Publication information
- Publisher: Marvel Comics
- First appearance: Spider-Man #70 (July 1996)
- Created by: Howard Mackie John Romita Jr.

In-story information
- Alter ego: Vincente Fortunato
- Team affiliations: Maggia Hydra

= Don Fortunato =

Vincente Fortunato is fictional character appearing in American comic books published by Marvel Comics. An elderly crime boss affiliated with the Maggia and Hydra, he is usually depicted as an enemy of the superhero Spider-Man, and a competitor to the Kingpin.

==Publication history==
The character first appeared in Spider-Man #70 (July 1996), and was created by Howard Mackie and John Romita Jr.

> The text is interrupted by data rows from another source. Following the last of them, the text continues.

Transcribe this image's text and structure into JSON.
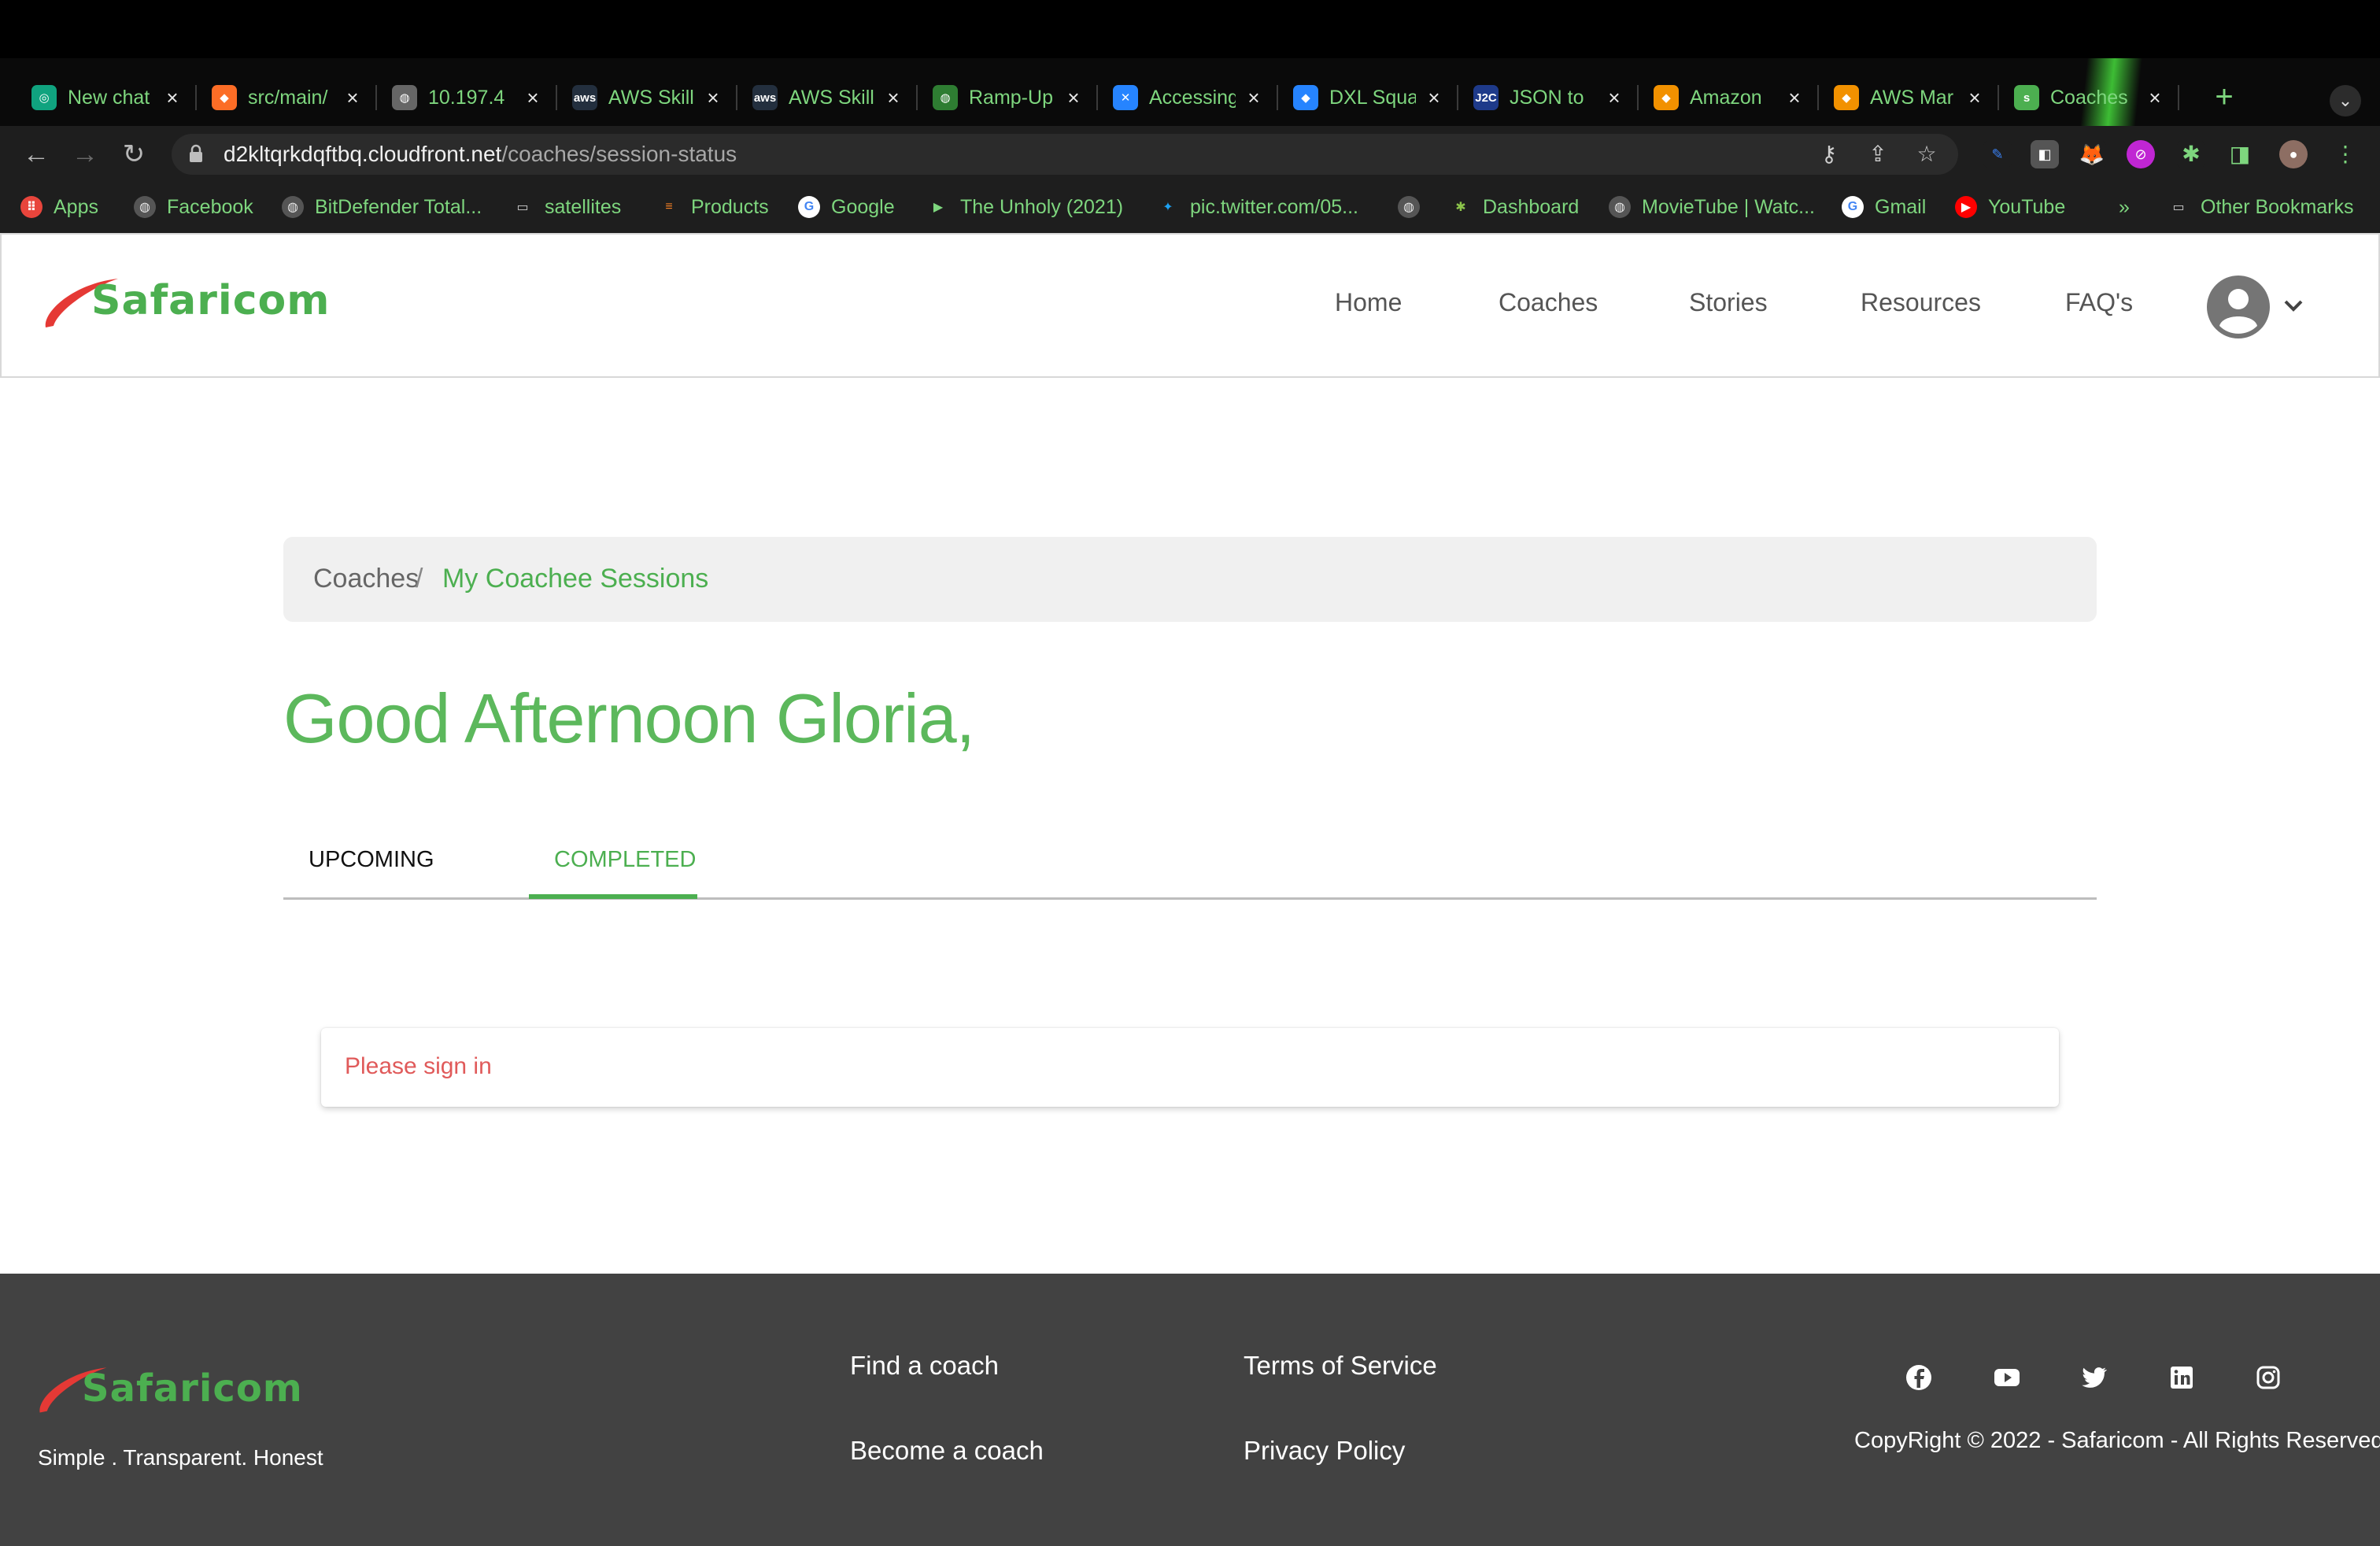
{
  "browser": {
    "tabs": [
      {
        "label": "New chat",
        "icon": "openai-icon",
        "color": "#10a37f",
        "glyph": "◎"
      },
      {
        "label": "src/main/",
        "icon": "gitlab-icon",
        "color": "#fc6d26",
        "glyph": "◆"
      },
      {
        "label": "10.197.4",
        "icon": "globe-icon",
        "color": "#666666",
        "glyph": "◍"
      },
      {
        "label": "AWS Skill",
        "icon": "aws-icon",
        "color": "#232f3e",
        "glyph": "aws"
      },
      {
        "label": "AWS Skill",
        "icon": "aws-icon",
        "color": "#232f3e",
        "glyph": "aws"
      },
      {
        "label": "Ramp-Up",
        "icon": "globe-icon",
        "color": "#2e7d32",
        "glyph": "◍"
      },
      {
        "label": "Accessing",
        "icon": "confluence-icon",
        "color": "#2684ff",
        "glyph": "✕"
      },
      {
        "label": "DXL Squad",
        "icon": "jira-icon",
        "color": "#2684ff",
        "glyph": "◆"
      },
      {
        "label": "JSON to",
        "icon": "json-icon",
        "color": "#1e3a8a",
        "glyph": "J2C"
      },
      {
        "label": "Amazon",
        "icon": "aws-box-icon",
        "color": "#f29100",
        "glyph": "◆"
      },
      {
        "label": "AWS Mar",
        "icon": "aws-box-icon",
        "color": "#f29100",
        "glyph": "◆"
      },
      {
        "label": "Coaches",
        "icon": "safaricom-favicon-icon",
        "color": "#4caf50",
        "glyph": "s"
      }
    ],
    "url_host": "d2kltqrkdqftbq.cloudfront.net",
    "url_path": "/coaches/session-status",
    "bookmarks": [
      {
        "label": "Apps",
        "icon": "apps-grid-icon"
      },
      {
        "label": "Facebook",
        "icon": "globe-icon"
      },
      {
        "label": "BitDefender Total...",
        "icon": "globe-icon"
      },
      {
        "label": "satellites",
        "icon": "folder-icon"
      },
      {
        "label": "Products",
        "icon": "stackoverflow-icon"
      },
      {
        "label": "Google",
        "icon": "google-icon"
      },
      {
        "label": "The Unholy (2021)",
        "icon": "play-icon"
      },
      {
        "label": "pic.twitter.com/05...",
        "icon": "twitter-icon"
      },
      {
        "label": "",
        "icon": "globe-icon"
      },
      {
        "label": "Dashboard",
        "icon": "palm-icon"
      },
      {
        "label": "MovieTube | Watc...",
        "icon": "globe-icon"
      },
      {
        "label": "Gmail",
        "icon": "google-icon"
      },
      {
        "label": "YouTube",
        "icon": "youtube-icon"
      },
      {
        "label": "»",
        "icon": ""
      },
      {
        "label": "Other Bookmarks",
        "icon": "folder-icon"
      }
    ]
  },
  "site": {
    "brand": "Safaricom",
    "nav": [
      "Home",
      "Coaches",
      "Stories",
      "Resources",
      "FAQ's"
    ]
  },
  "breadcrumb": {
    "parent": "Coaches",
    "separator": "/",
    "current": "My Coachee Sessions"
  },
  "greeting": "Good Afternoon Gloria,",
  "session_tabs": {
    "upcoming": "UPCOMING",
    "completed": "COMPLETED",
    "active": "completed"
  },
  "alert": "Please sign in",
  "footer": {
    "brand": "Safaricom",
    "tagline": "Simple . Transparent. Honest",
    "links": {
      "find_coach": "Find a coach",
      "become_coach": "Become a coach",
      "terms": "Terms of Service",
      "privacy": "Privacy Policy"
    },
    "social": [
      "facebook-icon",
      "youtube-icon",
      "twitter-icon",
      "linkedin-icon",
      "instagram-icon"
    ],
    "copyright": "CopyRight © 2022 - Safaricom - All Rights Reserved"
  },
  "colors": {
    "brand_green": "#4caf50",
    "brand_red": "#e53935",
    "alert_red": "#e05a5a",
    "footer_bg": "#424242"
  }
}
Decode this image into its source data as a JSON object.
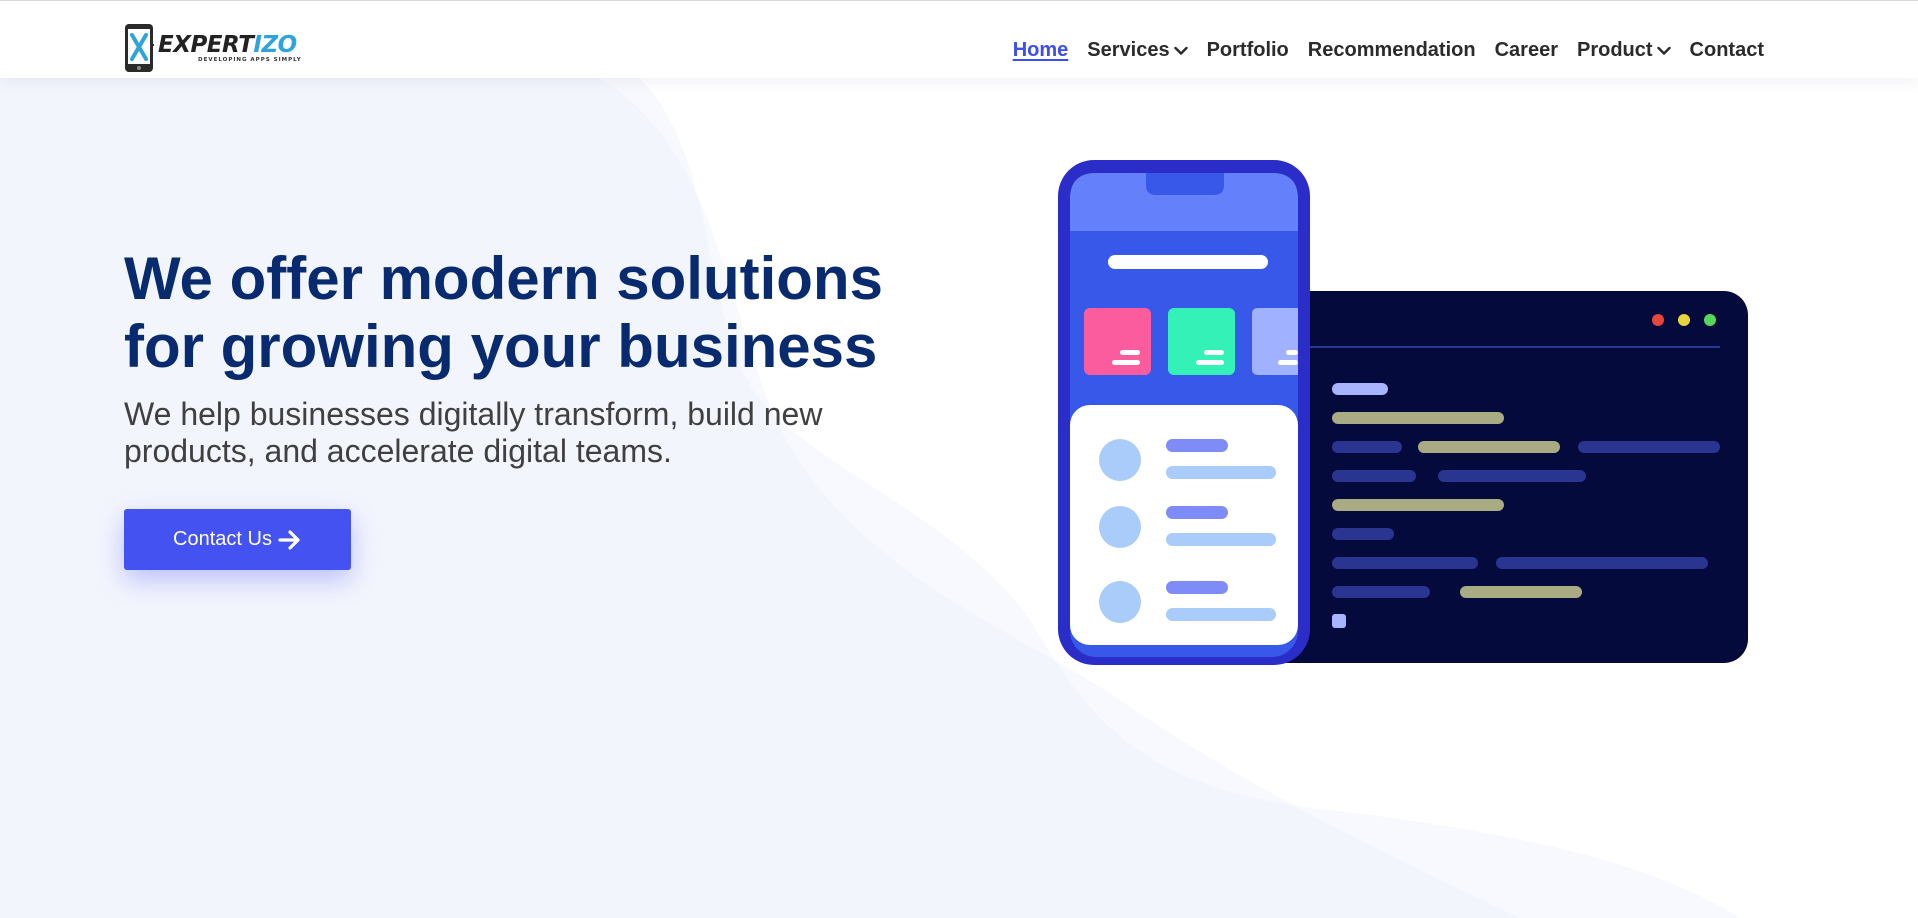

==Fictional character biography==
Don Fortunato is a crime boss who took over a power vacuum left behind during the Kingpin's absence from New York. His elder son Giachomo is present at a meeting where Fortunato demonstrates his power. Fortunato intends to execute Tombstone and a group of civilians. Giachomo, horrified at his father's intentions, attempts to attack him with a gun. However, he and Fortunato are both stopped by Spider-Man (Ben Reilly) and Daredevil.

The Kingpin eventually returns to New York and re-assumes control of its criminal underground. Nitro attacks Fortunato on the Kingpin's orders, leaving him comatose. Giachomo is seen leading Fortunato's organization for several months afterward. Later, Fortunato obtains the Venom symbiote at an auction. Fortunato's younger son Angelo bonds with Venom, but it rejects him and allows him to fall to his death.

==In other media==
Don Fortunato appears in the Spider-Man DLC "The City That Never Sleeps" as the leader of the Maggia.